I work for a foster care agency, coordinating some of their social media. I feel this tension— the knowledge that we have amazing stories within our organization. Stories of healing and redemption. When you rely on donor funding, there’s a desire to want to tell those stories so people know about the good work you’re doing. But the center of everything we do has to be the kids and families we serve. If we harm them in the process, we’ve missed the point.
For organizations that work with our most vulnerable populations, we have to value their privacy and give dignity to their stories even when it seems they don’t. In a culture that is forever seeking those fifteen minutes of fame at whatever cost, we have to be the guardians of their history. Sometimes those families and children are so used to being exploited, they don’t value their own privacy the way they should, or they don’t feel they have a choice. If we provide a service for them, do they feel obligated to give us what we’re asking for? We have to ask ourselves the hard questions: How will this child feel about their story being public once they’re in junior high? As an adult? When they go to get a job? Or a date? When we put their lowest moments out there for public consumption (even if our goal is to tell a heartwarming story), we open them up to pain years down the road we may not even anticipate.
It would be great if parents always made the best decisions for their children. We often trust parents to give consent and if they do, then what else matters? But sometimes those parents don’t have the benefit of the years of experience they need knowing their child and knowing how they feel about their story. They don’t know what they don’t know.
Maybe this child will be totally comfortable sharing those details with strangers. Maybe they will feel proud of their history and their personal story of redemption. If they do, that’s great!
I think organizations need to come to depend on the testimonials of adult adoptees, the adults who were sponsored children, the adults who would have benefited from those kinds of interventions. We need to give kids the space to process their stories before using them as examples. I think there are ways for adoptive parents, foster parents, parents who have placed children for adoption to share their own stories without giving the private information of their children. We need to encourage that kind of sharing, while protecting the kids. When we have panel discussions about adoption, let’s stop asking the most newly adoptive family to share their experience. While they may have the most current story, they may also not understand the complexity of the adopted life that is to come.

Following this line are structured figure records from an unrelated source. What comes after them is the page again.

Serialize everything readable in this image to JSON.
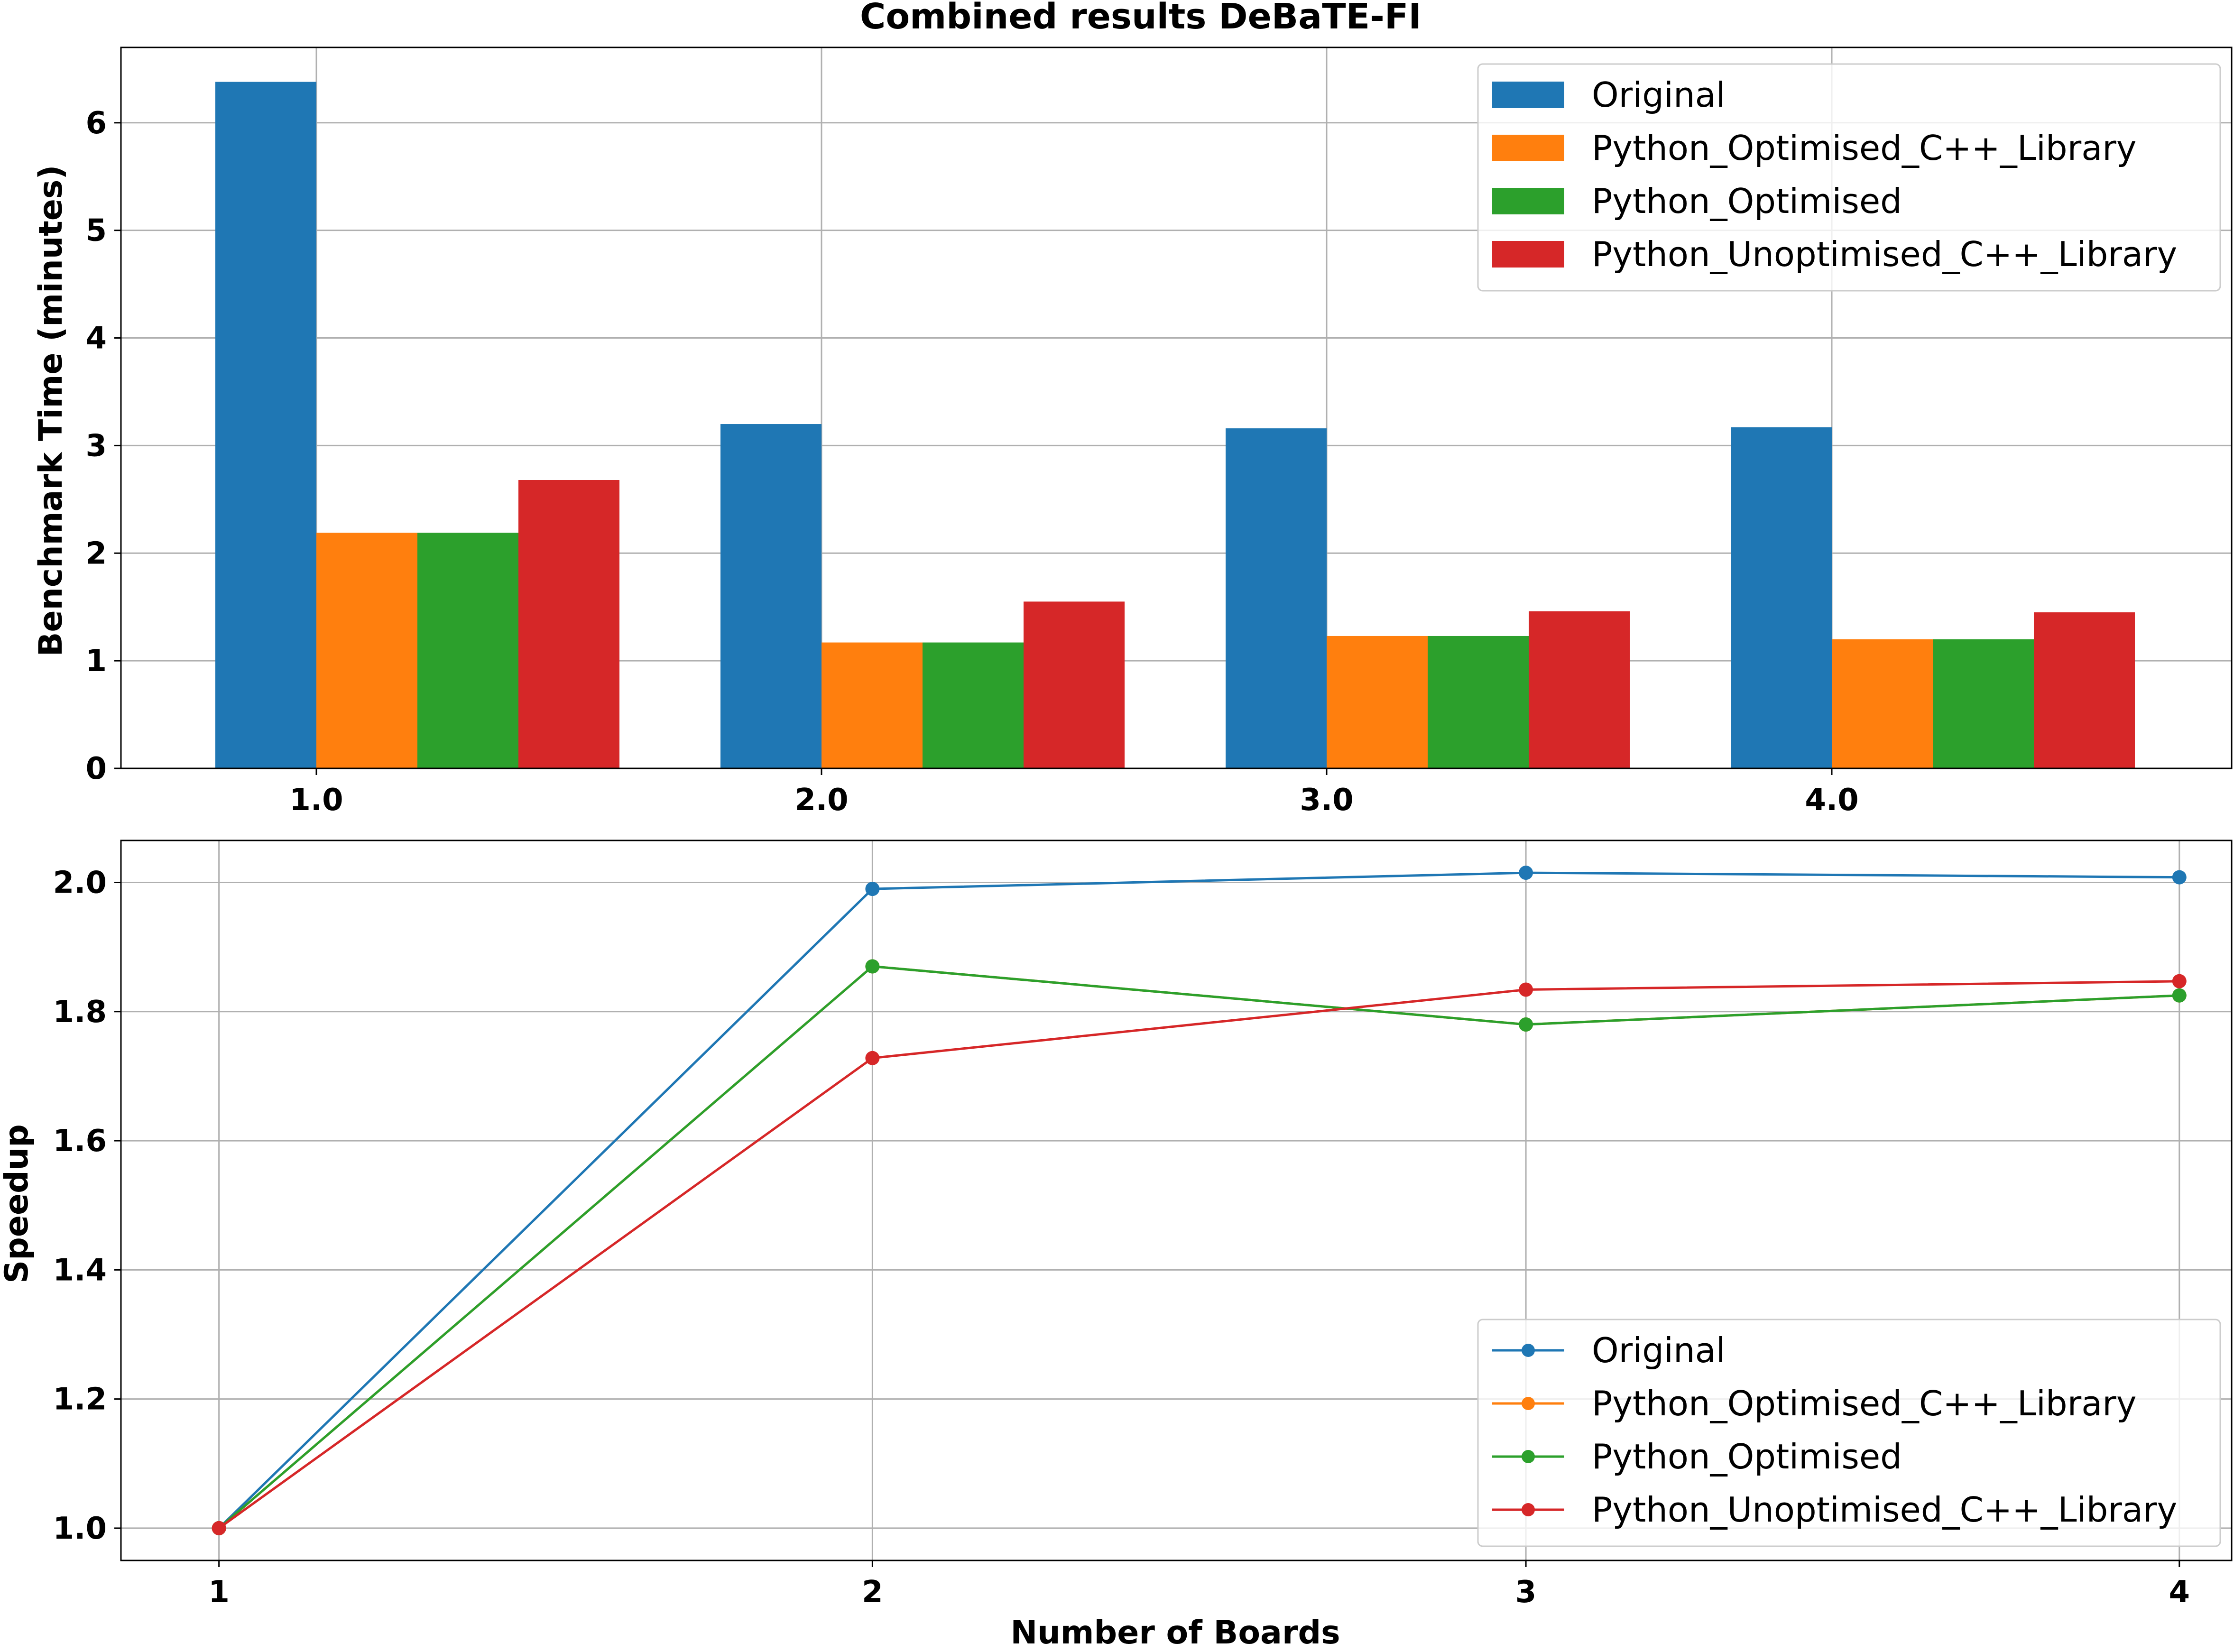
{
  "figure": {
    "title": "Combined results DeBaTE-FI"
  },
  "chart_data": [
    {
      "type": "bar",
      "xlabel": "",
      "ylabel": "Benchmark Time (minutes)",
      "categories": [
        "1.0",
        "2.0",
        "3.0",
        "4.0"
      ],
      "ylim": [
        0,
        6.7
      ],
      "yticks": [
        "0",
        "1",
        "2",
        "3",
        "4",
        "5",
        "6"
      ],
      "grid": true,
      "legend_position": "top-right",
      "series": [
        {
          "name": "Original",
          "color": "#1f77b4",
          "values": [
            6.38,
            3.2,
            3.16,
            3.17
          ]
        },
        {
          "name": "Python_Optimised_C++_Library",
          "color": "#ff7f0e",
          "values": [
            2.19,
            1.17,
            1.23,
            1.2
          ]
        },
        {
          "name": "Python_Optimised",
          "color": "#2ca02c",
          "values": [
            2.19,
            1.17,
            1.23,
            1.2
          ]
        },
        {
          "name": "Python_Unoptimised_C++_Library",
          "color": "#d62728",
          "values": [
            2.68,
            1.55,
            1.46,
            1.45
          ]
        }
      ]
    },
    {
      "type": "line",
      "xlabel": "Number of Boards",
      "ylabel": "Speedup",
      "x": [
        1,
        2,
        3,
        4
      ],
      "xticks": [
        "1",
        "2",
        "3",
        "4"
      ],
      "xlim": [
        0.85,
        4.08
      ],
      "ylim": [
        0.95,
        2.065
      ],
      "yticks": [
        "1.0",
        "1.2",
        "1.4",
        "1.6",
        "1.8",
        "2.0"
      ],
      "grid": true,
      "legend_position": "bottom-right",
      "series": [
        {
          "name": "Original",
          "color": "#1f77b4",
          "values": [
            1.0,
            1.99,
            2.015,
            2.008
          ]
        },
        {
          "name": "Python_Optimised_C++_Library",
          "color": "#ff7f0e",
          "values": [
            1.0,
            1.87,
            1.78,
            1.825
          ]
        },
        {
          "name": "Python_Optimised",
          "color": "#2ca02c",
          "values": [
            1.0,
            1.87,
            1.78,
            1.825
          ]
        },
        {
          "name": "Python_Unoptimised_C++_Library",
          "color": "#d62728",
          "values": [
            1.0,
            1.728,
            1.834,
            1.847
          ]
        }
      ]
    }
  ]
}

When adults ask questions about my kids now, I hedge. I’m vague. When they ask questions in front of my kids, I defer to my kids. I ask them if they’d feel comfortable sharing about that, or if they’d like me to share about it. Sometimes they answer for themselves, sometimes they ask me to answer and sometimes they just say, “no thanks” and I tell the adult we’d rather not talk about it. Being adopted doesn’t automatically mean my kids owe anybody answers.
Being an adoptive parent has been a learning process for me. I’ve learned to listen to the voices of adoptees—my adopted friends, the writings of adoptees and the voices of my favorite adoptees- my kids. Their views on these issues are the ones that matter most to me. I will fight to protect their right to privacy and to process their story within the safety of their own family. I have come to see that as my job because no matter what happened before I met them, I am their mother.